Y le pusieron un dios fuerte y terrible para poder domarlo.
Y ese dios se agotó en sus intentos que poblaron de monstruos las aguas. Le
colocaron una diosa cadenciosa y mortecina que lo tranquilizara con mimos y
susurros. Y esa diosa se durmió para siempre en sus arrullos y dejó al mar a
sus vientos y a su suerte.
Así que, fracasados sus intentos, lo olvidaron y pusieron la
tierra entre hombres y mares. Los dioses siempre olvidan lo que crean. Los
dioses siempre olvidan sus fracasos.
Y luego llego alguien de quien no queda constancia ni
recuerdo y se atrevió a enmendarles la plana a las deidades que ya estaban
matándose entre ellos.
Con miedo, con rabia, con vergüenza y con sorpresa miro
hacia ese mar al que no comprendía y construyó los faros. Y sin saber porque
lo hizo llorando. Él, que no lloró al nacer, lo hizo llorando.
Y el primer faro surgido de la piedra callada de la tierra y
las saladas lágrimas del hombre fijo su luminosa vista en esos mares cuya psicología no entendía y les habló.
Y los mares, asustados de que alguien entendiera o quisiera
entender su lenguaje, se apartaron, se encerraron en la basta inmensidad de sus
aguas, se retrayeron a la segura lejanía de sus inalcanzables horizontes.
Y una sima profunda surgió entre el faro y el mar.
Y así siguieron y siguen hoy las cosas desde entonces entre
el mar y el primer faro que construyeron los hombres para intentar comprender
su húmeda, cambiante e inmensa mente.
Hay un hombre en un lugar en el que no debería haber nadie.
En un lugar cegado de la vista por la bruma, la historia y el olvido. Sus pies,
el final de sus ridículamente delgadas piernas, cuelgan y se mecen sobre una
sima profunda cuya negrura parece infinita. Tira distraídamente una piedrecilla
blanquecina al fondo del abismo. No se escucha ruido de choque alguno.
Si el hombre, con sus calzas, su jubón y su escudo de armas
en el pecho no debería estar en ese espacio, lo que saca de su bolsillo no
tendría cabida en el tiempo al que su propietario parece pertenecer.

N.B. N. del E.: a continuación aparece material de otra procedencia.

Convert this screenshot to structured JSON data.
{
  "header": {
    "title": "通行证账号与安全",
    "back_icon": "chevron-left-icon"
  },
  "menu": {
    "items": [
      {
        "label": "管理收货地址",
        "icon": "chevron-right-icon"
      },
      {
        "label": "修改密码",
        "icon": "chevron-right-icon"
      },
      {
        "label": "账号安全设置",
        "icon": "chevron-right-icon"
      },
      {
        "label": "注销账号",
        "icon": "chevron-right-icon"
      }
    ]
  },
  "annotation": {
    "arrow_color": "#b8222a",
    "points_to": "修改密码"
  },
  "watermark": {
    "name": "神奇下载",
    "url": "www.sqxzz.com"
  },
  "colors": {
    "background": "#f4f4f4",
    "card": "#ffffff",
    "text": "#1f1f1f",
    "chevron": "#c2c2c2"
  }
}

Un rectángulo negro, de un metal brillante. Pasa el dedo por
su superficie que podría ser un cristal o un espejo. Un zumbido parte del
artilugio como si albergara en su interior un zángano arrojado con enfado al
trabajo.
L@S SINCUERPO
INSANJ
- Ni tú estás tan loco como para intentar esto
NOMUERTO
- Así que lo construiste para nada
INSANJ
- Fallé. Hasta los dioses
fallaron y yo no soy un dios. No quise serlo
NOMUERTO
- Necesitan un traductor. Solo eso
NOHELU
- ¿Solo eso? No se entienden, no se comprenden. No pueden hacerlo
BARONESA
- No saben cómo hacerlo. Puede parecer lo mismo, pero no lo es
BE-LEE
- La que faltaba
El
hombre mira al mar cuya antinatural marea no llega nunca a caer por la sima.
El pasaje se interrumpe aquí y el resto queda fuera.